Watching us, you wouldn't have thought us to be the same people who were so impossibly dramatic three weeks ago. With hands buried deep in warm pockets, we walked out the conversation after the initial cautious and hesitant reacquaintance with one another, and everything. Is. Just. Fine. Go figure. Everything is going to be okay. The rain was falling in a light mist over the city, and beneath the heads of street lamps, it seemed as if the rain was falling to the sky in some uniform motion. I was waiting for the frogs to start falling. Everything is okay.
I feel extremely foolish. A phone call yesterday made the offer of possibly nine grand for a summer internship and if interested, to go to an informational meeting. It was only when they hung up the phone that I realized I had no contact number or name of the company with which the internship was affiliated. Against my better judgment, I took the bait. It took twenty minutes for me to understand that this "internship" was a search for potential door-to-door salespeople. I felt so dirty afterwards. Why would I want to become someone who I've always wanted to kill?
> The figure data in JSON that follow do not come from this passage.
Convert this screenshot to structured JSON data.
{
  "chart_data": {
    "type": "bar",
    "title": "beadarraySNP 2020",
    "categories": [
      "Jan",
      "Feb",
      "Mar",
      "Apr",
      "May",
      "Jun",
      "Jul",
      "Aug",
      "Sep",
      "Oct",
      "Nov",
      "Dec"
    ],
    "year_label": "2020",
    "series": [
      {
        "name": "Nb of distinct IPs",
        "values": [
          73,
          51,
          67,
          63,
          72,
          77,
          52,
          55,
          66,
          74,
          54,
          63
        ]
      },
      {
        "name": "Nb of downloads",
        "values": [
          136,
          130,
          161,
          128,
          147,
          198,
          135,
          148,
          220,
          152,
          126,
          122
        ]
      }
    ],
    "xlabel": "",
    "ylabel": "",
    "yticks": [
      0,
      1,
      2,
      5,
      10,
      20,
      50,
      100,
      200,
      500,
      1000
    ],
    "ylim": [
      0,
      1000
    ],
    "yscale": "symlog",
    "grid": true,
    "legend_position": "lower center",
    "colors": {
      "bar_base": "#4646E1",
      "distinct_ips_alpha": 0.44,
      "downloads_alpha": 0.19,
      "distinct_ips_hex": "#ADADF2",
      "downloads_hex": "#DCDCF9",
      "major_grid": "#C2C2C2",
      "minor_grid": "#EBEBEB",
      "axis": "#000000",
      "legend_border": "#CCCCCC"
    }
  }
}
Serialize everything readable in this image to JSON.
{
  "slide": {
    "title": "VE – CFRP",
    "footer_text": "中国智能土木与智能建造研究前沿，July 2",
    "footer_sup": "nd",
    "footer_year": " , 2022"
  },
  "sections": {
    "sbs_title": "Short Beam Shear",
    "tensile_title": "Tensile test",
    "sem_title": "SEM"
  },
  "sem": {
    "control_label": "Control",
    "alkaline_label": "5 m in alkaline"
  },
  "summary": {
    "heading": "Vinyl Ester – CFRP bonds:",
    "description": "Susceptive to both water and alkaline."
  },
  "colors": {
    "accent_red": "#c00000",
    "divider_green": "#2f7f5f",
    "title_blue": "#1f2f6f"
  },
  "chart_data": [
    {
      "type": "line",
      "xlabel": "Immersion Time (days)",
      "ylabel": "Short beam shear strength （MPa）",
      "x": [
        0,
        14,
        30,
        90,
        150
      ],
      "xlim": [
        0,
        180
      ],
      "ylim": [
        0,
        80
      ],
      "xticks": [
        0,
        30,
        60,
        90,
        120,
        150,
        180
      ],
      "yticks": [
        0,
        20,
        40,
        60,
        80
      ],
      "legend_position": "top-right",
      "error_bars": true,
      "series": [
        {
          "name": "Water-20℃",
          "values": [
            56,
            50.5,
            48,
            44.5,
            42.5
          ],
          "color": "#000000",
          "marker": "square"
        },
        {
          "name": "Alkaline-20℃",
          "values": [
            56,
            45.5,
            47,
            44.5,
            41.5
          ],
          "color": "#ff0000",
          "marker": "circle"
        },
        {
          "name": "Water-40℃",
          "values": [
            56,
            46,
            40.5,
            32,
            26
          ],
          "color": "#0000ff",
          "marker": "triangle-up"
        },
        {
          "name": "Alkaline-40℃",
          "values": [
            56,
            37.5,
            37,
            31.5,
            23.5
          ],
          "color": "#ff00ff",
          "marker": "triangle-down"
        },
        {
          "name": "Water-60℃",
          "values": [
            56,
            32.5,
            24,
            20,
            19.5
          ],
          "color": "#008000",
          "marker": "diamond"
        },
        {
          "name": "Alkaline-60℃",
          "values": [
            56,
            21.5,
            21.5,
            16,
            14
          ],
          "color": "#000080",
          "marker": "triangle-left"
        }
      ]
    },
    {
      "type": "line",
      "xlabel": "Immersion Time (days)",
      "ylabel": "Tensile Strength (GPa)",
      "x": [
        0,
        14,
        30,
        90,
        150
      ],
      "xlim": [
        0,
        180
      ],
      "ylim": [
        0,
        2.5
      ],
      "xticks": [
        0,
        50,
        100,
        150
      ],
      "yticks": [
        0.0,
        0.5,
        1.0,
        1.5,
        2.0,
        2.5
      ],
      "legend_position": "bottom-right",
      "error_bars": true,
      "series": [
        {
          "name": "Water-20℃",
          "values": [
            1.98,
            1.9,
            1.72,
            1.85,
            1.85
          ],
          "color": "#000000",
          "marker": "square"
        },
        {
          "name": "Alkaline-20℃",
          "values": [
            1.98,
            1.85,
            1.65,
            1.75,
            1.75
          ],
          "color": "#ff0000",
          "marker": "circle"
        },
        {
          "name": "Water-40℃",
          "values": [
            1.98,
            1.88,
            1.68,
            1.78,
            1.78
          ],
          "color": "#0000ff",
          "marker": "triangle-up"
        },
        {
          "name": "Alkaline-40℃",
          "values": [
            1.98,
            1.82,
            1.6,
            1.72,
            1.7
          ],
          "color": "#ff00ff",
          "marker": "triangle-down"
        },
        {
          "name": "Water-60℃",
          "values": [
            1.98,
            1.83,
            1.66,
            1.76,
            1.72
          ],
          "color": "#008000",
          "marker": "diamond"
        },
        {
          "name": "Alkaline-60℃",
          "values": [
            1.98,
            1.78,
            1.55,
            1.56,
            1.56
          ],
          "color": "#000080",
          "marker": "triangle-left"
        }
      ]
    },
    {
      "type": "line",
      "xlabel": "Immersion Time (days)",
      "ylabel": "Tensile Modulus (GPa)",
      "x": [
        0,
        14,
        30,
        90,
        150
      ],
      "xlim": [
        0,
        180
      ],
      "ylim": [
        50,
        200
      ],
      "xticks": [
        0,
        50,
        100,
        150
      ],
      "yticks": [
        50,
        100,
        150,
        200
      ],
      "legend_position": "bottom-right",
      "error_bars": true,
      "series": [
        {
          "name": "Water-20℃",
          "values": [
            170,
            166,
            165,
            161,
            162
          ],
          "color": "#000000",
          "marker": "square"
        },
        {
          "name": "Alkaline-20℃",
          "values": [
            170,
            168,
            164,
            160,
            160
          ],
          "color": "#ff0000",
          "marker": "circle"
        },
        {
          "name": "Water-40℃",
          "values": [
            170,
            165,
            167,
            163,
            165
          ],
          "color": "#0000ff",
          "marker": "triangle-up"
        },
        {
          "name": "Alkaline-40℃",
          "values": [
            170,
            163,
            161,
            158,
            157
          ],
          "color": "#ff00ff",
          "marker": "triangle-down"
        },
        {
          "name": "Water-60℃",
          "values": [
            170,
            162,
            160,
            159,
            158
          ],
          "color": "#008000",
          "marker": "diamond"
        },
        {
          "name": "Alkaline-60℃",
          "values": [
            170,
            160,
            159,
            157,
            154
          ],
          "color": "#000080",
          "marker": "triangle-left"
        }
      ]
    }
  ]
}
Medical school is one of the scariest things that lies ahead. Rivaling it would be the admission to the school of my choice. I'm not stupid. These undergraduate years are just like high school: get the community service, the grades, the job experience, and the test scores, and MAYBE you'll be considered. I talked with deans of admission from Emory, the Mayo Medical School, and Duke. It was thrilling to think I could be part of it, that I could fix the wrongs in this world or increase the wealth of knowledge in medicine. I want it. But I'm scared.
I completely undressed and pulled his green button-down shirt around me. (It's my favorite of his. He was wearing it the first time I was speechless around him.) I took a Stoic-like stance about not seeing him this week, and I worked hard not to mope. My reflection gave a grin that only meant mischief, for the shirt was adorably enormous and hung down to my knees. If only he were here to see this… When I pulled the collar close to my face, I caught a whiff of his scent and knew that I wasn't fooling a single person.